二馬力住宅ローン(ペアローン)は、理想の家を買える一方で、
離婚・育休・病気・転勤をきっかけに一気に家計が破綻するリスクも抱えています。
この記事では、契約前に必ず知っておきたい落とし穴と、後悔しないための現実的な対策をわかりやすく解説します。

最近、新築マンションの価格、本当に上がっていますよね。「普通の会社員が一人で買うのはもう無理かも…」なんてため息をついている方も多いのではないでしょうか。そんな中で増えているのが、夫婦二人の収入を合わせてローンを組む「二馬力借入」です。

憧れのマイホームに手が届く素晴らしい方法ですが、実はこれ、金融や法律のプロから見ると「かなりリスクが高い賭け」でもあるんです。

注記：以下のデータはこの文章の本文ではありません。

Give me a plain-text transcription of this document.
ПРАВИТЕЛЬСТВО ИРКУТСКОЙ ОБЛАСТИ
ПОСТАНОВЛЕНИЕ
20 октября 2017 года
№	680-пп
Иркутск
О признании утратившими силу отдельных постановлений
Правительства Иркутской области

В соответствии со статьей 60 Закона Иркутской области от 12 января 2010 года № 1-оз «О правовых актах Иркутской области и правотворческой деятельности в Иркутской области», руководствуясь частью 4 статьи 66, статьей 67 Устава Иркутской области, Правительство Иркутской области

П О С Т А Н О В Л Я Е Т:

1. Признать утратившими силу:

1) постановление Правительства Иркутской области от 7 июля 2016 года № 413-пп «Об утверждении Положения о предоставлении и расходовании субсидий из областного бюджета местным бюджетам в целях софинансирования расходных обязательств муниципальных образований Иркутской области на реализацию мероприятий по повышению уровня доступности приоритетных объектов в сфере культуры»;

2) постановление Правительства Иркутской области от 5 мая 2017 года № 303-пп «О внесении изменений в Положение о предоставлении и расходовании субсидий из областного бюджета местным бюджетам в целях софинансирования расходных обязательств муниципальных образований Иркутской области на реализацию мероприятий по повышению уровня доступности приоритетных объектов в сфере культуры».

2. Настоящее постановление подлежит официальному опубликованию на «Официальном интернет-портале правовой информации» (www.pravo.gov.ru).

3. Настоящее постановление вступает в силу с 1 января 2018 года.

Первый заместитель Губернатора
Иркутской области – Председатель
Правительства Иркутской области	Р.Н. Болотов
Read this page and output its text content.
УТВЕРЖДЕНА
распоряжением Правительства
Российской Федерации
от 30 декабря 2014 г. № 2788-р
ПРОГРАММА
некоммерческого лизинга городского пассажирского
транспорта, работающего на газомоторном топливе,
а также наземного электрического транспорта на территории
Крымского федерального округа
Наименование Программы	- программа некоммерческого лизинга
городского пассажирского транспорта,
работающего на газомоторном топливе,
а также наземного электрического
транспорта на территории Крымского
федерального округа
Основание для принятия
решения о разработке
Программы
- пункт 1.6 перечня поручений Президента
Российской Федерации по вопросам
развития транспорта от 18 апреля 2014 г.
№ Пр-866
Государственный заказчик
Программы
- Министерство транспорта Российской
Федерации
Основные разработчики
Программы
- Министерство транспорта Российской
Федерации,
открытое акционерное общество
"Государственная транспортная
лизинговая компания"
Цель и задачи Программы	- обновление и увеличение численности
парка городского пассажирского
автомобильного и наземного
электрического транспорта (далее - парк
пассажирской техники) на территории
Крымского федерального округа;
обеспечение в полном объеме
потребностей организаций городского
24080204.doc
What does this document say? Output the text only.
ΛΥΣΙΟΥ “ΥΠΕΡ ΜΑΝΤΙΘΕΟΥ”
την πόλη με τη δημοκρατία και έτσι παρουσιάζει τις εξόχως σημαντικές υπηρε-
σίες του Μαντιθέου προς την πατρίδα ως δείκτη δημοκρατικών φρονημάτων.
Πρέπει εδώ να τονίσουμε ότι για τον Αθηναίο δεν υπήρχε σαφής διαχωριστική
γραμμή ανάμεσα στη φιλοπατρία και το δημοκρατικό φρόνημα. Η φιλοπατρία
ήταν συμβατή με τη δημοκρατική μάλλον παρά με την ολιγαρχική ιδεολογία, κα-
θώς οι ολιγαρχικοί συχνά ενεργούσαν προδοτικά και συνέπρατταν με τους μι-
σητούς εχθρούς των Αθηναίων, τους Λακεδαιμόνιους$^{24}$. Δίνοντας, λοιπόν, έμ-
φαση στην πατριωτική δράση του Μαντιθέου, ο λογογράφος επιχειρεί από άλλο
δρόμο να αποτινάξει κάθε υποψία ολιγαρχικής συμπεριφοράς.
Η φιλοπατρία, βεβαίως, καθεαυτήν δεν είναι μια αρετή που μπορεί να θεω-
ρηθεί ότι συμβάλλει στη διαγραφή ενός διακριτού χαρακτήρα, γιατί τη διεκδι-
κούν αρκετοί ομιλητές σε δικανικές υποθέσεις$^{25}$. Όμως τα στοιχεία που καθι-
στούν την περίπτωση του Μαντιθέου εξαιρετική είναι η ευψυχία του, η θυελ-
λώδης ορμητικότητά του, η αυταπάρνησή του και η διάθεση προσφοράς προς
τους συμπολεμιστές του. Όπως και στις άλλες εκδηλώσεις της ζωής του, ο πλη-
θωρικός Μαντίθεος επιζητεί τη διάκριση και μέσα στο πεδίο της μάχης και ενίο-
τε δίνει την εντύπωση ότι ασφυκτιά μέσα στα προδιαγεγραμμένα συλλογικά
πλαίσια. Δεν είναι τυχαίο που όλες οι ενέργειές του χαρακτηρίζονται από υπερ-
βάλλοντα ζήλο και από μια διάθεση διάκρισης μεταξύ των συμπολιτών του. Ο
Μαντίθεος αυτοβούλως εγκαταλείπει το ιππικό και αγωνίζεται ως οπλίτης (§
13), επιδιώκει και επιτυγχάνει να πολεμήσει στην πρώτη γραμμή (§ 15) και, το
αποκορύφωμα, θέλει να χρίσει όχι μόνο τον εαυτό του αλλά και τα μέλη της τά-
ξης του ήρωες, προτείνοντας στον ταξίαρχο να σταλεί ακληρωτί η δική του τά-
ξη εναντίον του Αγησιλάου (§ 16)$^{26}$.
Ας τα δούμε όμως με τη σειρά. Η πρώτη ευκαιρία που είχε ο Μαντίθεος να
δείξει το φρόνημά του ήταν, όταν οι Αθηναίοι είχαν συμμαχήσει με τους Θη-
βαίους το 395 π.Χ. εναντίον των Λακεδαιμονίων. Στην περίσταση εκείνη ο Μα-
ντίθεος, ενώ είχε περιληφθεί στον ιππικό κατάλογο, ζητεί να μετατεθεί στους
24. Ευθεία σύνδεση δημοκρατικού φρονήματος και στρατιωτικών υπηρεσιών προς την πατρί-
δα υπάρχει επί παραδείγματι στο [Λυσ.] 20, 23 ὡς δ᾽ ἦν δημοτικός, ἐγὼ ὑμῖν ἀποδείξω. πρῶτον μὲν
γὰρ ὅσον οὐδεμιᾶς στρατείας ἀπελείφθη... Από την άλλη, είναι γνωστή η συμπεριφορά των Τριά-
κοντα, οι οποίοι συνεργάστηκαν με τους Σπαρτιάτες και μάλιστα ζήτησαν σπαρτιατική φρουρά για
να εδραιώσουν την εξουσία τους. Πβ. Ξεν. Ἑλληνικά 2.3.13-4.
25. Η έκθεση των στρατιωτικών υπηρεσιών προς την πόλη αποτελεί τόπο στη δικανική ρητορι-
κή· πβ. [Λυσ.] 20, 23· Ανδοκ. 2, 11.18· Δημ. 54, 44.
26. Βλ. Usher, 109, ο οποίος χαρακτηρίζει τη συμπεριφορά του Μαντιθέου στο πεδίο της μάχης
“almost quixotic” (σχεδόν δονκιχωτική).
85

今日は、これからペアローンなどを検討しているあなた、あるいは既に組んでしまって「将来がちょっと不安」というあなたに向けて、二馬力ローンのリスクと対策を、友人に話すようなつもりで包み隠さずお伝えしますね。難しい言葉はなるべく使わずに説明しますので、ぜひ最後まで付き合ってください。

目次

まずは自分の契約タイプを知ろう

「二人で借りる」と言っても、実はいくつかの種類があるのをご存知ですか?リスクの形が少しずつ違うので、自分たちがどれに当てはまるか(あるいは予定か)を確認しておきましょう。

主な3つの契約パターン

二馬力ローンには、大きく分けて3つの形があります。

1. ペアローン

夫婦それぞれが一本ずつ、計2本のローン契約を結ぶ形です。お互いが相手の連帯保証人になります。借入額を最大化しやすいので、最近一番多いパターンかもしれません。

2. 連帯債務(収入合算)

契約は1本ですが、夫婦二人が「主役」として全額の責任を負う形です。フラット35などがこれに当たります。

3. 連帯保証(収入合算)

夫(または妻)が主債務者で、もう一人が「保証人」になる形です。保証人になったほうは、ローン控除などが受けられないことが多いです。

これらを比較表にまとめてみました。

特徴ペアローン連帯債務連帯保証
契約の本数2本(それぞれ契約)1本(二人で借りる)1本(一人が借りる)
住宅ローン控除二人とも使える二人とも使える主債務者だけ
団信(保険)それぞれ加入夫婦で入れる場合あり主債務者だけ
リスクの核心お互いが相手の借金の保証人全額に対して二人とも無限責任保証人は権利がないのに義務はある

どのタイプを選んでも共通しているのは、「二人がずっと健康で働き続け、仲良く暮らす」という最高のシナリオを前提に、ギリギリまでお金を借りているという点です。でも、35年という長い期間、何が起こるかわかりませんよね。ここからは、具体的な「もしも」のリスクを見ていきましょう。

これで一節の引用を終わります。